S’il ressort des pièces du dossier que le projet supprime une courte partie de la noue paysagère située en limite de la voie François Péatrik, cette modification ne saurait suffire à établir que le projet n’aurait pas été étudié dans le sens d’une conservation maximum des plantations existantes comme l’impose l’article UC 13 du règlement du plan local d’urbanisme. Par suite, le moyen tiré de la méconnaissance de cet article doit être écarté.
Il résulte de tout ce qui précède, sans qu’il soit besoin de se prononcer sur la fin de non-recevoir opposée en défense, que les conclusions tendant à l’annulation de l’arrêté du 14 novembre 2022 du maire du Plessis-Robinson et du rejet implicite du recours gracieux présenté par les requérants doivent être rejetées.

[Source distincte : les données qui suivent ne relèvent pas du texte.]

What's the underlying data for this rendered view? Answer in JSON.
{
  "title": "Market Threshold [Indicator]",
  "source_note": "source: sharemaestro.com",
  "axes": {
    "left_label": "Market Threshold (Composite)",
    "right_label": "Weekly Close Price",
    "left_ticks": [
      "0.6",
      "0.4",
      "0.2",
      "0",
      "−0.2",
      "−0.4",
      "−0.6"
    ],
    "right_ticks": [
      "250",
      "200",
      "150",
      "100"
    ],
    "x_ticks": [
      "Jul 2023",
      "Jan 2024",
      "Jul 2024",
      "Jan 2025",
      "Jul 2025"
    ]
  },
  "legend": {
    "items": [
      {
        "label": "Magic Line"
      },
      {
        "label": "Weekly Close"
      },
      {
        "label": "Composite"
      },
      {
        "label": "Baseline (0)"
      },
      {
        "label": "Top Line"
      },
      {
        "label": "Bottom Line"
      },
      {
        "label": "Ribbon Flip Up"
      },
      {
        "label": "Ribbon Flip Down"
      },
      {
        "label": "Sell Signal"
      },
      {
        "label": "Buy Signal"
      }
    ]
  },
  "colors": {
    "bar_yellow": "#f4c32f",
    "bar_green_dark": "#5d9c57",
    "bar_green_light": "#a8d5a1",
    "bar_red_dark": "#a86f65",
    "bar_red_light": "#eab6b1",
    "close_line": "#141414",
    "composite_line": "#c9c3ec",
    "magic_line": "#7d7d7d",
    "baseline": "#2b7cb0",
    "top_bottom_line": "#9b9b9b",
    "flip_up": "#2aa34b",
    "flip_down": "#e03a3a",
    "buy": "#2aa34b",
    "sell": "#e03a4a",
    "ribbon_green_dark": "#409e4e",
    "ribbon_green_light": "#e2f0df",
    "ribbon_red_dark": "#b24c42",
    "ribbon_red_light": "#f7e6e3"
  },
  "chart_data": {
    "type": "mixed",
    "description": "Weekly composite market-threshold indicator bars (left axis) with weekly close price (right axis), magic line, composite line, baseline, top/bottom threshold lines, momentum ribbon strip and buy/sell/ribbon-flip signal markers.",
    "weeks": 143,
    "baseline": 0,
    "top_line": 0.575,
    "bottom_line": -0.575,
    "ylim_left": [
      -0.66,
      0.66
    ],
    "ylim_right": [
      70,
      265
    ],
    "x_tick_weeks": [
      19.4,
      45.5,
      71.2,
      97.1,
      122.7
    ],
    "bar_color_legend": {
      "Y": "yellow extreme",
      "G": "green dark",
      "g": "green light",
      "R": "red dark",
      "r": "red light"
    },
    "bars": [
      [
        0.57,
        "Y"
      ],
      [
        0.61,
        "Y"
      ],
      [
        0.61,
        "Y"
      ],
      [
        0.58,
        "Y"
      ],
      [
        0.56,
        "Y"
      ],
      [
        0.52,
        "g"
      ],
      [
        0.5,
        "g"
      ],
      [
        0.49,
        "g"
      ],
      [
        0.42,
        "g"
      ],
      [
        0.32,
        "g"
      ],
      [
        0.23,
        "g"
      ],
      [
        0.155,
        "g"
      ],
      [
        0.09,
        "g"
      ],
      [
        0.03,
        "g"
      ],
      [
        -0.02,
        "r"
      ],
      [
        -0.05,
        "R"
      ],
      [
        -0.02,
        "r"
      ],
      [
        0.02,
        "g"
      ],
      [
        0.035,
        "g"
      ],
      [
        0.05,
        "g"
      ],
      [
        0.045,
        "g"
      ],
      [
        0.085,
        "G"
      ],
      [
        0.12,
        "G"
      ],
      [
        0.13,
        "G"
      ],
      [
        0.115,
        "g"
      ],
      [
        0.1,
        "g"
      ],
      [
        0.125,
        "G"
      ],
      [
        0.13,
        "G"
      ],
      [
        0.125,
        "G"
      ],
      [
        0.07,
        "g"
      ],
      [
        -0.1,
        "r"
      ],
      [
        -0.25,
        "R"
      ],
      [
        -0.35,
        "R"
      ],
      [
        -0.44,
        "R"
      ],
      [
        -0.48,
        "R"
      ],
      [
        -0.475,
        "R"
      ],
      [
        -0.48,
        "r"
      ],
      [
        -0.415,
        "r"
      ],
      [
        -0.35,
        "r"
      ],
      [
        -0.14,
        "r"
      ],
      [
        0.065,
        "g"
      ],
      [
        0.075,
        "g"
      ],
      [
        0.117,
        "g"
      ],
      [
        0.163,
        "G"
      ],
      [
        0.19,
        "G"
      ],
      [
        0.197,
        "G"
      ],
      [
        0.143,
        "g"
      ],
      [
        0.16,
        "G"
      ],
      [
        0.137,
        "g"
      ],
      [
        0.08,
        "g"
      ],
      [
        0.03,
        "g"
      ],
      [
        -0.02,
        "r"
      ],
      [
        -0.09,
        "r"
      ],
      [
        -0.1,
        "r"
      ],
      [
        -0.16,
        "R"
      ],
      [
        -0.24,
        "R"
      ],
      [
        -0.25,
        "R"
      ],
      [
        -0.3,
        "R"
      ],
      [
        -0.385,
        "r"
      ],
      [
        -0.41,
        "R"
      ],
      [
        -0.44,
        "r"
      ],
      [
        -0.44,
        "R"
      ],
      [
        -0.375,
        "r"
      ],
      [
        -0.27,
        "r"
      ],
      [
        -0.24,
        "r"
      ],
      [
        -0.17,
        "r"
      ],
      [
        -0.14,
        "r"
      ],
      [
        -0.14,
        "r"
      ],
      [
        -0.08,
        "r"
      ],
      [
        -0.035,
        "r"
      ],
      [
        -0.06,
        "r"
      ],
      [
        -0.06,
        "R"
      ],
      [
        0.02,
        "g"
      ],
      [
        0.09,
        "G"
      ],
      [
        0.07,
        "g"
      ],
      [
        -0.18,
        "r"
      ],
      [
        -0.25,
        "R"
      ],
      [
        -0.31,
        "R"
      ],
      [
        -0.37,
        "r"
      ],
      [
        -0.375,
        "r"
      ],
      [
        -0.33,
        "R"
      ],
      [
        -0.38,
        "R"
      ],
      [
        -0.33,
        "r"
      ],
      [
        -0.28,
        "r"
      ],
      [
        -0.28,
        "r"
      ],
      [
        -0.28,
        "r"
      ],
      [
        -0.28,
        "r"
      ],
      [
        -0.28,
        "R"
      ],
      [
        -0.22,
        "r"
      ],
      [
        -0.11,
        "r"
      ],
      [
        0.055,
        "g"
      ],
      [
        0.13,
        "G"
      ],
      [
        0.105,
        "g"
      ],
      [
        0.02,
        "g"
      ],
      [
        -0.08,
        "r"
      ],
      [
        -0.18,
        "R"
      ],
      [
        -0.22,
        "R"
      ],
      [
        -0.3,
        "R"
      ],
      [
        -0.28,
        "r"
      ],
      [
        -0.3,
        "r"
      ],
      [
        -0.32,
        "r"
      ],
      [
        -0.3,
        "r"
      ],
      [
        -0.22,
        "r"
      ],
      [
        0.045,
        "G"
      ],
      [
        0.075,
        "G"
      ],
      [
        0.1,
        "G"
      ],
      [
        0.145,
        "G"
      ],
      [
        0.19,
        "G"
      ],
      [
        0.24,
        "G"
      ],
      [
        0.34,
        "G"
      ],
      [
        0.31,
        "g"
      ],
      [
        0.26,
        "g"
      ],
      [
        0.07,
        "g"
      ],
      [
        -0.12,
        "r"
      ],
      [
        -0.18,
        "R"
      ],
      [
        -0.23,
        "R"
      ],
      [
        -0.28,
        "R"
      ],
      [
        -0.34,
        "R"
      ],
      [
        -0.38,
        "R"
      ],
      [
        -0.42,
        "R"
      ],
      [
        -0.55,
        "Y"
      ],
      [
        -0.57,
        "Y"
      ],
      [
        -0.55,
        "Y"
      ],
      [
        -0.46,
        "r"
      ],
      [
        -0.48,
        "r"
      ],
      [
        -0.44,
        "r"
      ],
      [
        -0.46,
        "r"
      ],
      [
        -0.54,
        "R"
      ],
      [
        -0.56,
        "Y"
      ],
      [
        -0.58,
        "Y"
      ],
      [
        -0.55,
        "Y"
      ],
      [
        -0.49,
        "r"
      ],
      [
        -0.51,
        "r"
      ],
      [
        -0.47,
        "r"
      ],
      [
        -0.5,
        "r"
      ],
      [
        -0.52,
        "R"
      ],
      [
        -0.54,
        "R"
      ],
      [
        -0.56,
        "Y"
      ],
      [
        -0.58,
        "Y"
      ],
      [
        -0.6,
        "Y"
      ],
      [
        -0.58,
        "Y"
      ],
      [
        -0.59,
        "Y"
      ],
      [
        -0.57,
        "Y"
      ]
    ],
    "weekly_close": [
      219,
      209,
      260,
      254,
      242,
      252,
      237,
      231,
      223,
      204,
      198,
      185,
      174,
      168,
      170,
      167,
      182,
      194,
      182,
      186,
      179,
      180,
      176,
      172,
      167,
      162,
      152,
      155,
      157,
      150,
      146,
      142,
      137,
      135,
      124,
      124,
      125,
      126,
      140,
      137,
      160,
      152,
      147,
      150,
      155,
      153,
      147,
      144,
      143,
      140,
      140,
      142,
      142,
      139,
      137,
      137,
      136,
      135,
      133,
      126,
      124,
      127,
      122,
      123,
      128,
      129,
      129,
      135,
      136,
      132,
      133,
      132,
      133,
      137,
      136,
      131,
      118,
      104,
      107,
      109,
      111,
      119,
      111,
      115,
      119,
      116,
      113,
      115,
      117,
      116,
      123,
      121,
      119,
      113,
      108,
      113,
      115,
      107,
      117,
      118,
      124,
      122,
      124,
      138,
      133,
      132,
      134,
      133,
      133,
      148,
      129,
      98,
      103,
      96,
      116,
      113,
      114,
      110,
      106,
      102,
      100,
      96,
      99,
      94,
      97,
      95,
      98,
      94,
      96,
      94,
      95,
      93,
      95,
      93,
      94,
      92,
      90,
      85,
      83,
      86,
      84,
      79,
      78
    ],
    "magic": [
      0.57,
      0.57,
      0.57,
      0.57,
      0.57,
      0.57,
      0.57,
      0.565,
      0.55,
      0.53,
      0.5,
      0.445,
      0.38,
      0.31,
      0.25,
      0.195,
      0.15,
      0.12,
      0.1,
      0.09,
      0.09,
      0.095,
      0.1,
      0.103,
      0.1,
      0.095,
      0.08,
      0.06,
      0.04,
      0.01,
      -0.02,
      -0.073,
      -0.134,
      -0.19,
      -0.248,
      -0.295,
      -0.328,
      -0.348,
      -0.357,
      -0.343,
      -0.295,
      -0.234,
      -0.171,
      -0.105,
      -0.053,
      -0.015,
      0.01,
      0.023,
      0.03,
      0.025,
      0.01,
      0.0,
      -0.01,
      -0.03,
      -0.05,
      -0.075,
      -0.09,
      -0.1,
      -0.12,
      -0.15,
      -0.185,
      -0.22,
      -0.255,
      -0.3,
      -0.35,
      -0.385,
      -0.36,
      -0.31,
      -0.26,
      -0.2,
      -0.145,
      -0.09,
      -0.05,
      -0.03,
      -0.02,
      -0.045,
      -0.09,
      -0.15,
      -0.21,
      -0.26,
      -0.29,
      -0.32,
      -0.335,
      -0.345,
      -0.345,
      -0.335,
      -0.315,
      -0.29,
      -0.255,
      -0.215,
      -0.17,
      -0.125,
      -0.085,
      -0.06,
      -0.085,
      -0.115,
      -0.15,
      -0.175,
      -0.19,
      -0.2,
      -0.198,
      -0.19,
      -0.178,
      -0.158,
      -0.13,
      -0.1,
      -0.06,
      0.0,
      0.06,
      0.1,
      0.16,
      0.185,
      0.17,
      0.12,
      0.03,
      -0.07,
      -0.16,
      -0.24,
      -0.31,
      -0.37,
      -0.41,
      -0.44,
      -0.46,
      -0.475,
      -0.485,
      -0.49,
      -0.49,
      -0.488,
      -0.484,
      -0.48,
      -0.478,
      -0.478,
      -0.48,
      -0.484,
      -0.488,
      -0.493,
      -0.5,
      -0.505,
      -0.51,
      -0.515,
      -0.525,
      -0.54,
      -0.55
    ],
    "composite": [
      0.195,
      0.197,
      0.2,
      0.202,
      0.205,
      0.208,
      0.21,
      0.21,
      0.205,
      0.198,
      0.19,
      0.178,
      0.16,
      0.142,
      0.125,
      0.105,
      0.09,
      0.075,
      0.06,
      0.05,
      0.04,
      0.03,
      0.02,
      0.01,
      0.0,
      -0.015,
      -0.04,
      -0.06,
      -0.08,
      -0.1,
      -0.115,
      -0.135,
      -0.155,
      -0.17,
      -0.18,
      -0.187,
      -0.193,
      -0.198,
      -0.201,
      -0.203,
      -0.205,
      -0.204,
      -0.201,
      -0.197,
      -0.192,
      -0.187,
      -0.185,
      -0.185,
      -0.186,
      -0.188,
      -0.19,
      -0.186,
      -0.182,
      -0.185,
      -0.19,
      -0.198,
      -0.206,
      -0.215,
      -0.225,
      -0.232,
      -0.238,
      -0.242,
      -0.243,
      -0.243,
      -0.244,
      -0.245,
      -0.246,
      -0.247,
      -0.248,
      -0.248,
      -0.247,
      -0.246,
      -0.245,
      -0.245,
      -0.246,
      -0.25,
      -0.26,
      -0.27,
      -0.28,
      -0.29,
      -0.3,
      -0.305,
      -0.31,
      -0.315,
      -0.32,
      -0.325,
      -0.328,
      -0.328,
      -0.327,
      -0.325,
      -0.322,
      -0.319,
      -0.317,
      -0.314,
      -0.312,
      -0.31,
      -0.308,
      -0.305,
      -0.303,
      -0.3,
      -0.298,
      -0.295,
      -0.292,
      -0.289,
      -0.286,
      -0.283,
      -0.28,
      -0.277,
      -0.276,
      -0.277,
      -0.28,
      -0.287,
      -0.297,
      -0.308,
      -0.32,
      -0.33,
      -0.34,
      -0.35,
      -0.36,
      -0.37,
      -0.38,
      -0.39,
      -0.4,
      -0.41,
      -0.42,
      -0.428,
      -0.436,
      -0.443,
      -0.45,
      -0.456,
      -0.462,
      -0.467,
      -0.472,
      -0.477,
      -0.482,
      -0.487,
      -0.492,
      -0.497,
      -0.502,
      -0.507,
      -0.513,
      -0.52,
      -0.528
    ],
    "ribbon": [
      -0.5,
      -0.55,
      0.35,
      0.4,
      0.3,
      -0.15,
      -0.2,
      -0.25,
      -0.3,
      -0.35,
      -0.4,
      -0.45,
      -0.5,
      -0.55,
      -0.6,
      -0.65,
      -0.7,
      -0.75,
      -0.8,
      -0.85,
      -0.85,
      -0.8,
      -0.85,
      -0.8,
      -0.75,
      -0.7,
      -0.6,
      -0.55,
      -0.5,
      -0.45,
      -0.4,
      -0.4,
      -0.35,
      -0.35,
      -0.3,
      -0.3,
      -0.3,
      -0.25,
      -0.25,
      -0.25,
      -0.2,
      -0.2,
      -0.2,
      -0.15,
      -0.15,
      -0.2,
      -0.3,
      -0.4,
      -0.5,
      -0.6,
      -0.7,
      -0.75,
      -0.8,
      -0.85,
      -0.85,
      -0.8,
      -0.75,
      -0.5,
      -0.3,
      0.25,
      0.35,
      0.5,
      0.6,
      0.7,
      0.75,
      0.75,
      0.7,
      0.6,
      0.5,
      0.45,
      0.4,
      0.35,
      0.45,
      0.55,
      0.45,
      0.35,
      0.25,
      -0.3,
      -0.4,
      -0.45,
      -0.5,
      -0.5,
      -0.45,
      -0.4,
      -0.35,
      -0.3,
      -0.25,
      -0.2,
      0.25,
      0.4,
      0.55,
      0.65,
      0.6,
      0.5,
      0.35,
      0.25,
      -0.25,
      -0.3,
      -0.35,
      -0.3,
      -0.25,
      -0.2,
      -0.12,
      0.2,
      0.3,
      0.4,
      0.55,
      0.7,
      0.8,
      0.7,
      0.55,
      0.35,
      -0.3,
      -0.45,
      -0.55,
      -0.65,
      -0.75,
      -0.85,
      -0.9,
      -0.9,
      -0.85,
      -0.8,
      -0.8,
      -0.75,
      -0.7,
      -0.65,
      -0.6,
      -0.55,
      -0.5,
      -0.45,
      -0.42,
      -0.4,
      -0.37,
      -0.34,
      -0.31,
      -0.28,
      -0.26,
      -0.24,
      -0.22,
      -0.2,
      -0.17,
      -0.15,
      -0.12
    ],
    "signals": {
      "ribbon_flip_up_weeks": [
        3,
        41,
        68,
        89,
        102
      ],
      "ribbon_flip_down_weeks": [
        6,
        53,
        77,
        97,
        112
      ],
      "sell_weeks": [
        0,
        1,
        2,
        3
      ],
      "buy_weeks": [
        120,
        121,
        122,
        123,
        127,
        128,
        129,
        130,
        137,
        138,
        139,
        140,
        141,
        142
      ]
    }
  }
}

Sur les frais liés au litige :
Les dispositions de l’article L. 761-1 du code de justice administrative font obstacle à ce que soit mise à la charge de la commune du Plessis-Robinson, qui n’est pas la partie perdante dans la présente instance, la somme que les requérants demandent au titre des frais exposés et non compris dans les dépens.
En revanche il y a lieu, dans les circonstances de l’espèce, de mettre à la charge des requérants une somme de 1 500 euros à verser à la commune du Plessis-Robinson sur le fondement de l’article L. 761-1 du code de justice administrative.
D E C I D E :
Article 1er : La requête de Mme B… et de M. C… est rejetée.
Article 2 : Mme B… et M. C… verseront une somme de 1 500 euros à la commune du Plessis-Robinson en application de l’article L. 761-1 du code de justice administrative.
Article 3 : Le présent jugement sera notifié à Mme A… B…, à M. E… C… et à la commune du Plessis-Robinson.
Délibéré après l’audience du 17 avril 2026, à laquelle siégeaient :
Mme Mathieu, présidente,
Mme David-Brochen, première conseillère,
M. Sitbon, premier conseiller.
Rendu public par mise à disposition au greffe le 22 mai 2026.
La rapporteure,
signé
L. David-Brochen
La présidente,
signé
J. Mathieu
La greffière,
signé
A. Pradeau
La République mande et ordonne au préfet des Hauts-de-Seine en ce qui le concerne ou à tous commissaires de justice à ce requis en ce qui concerne les voies de droit commun contre les parties privées, de pourvoir à l’exécution de la présente décision.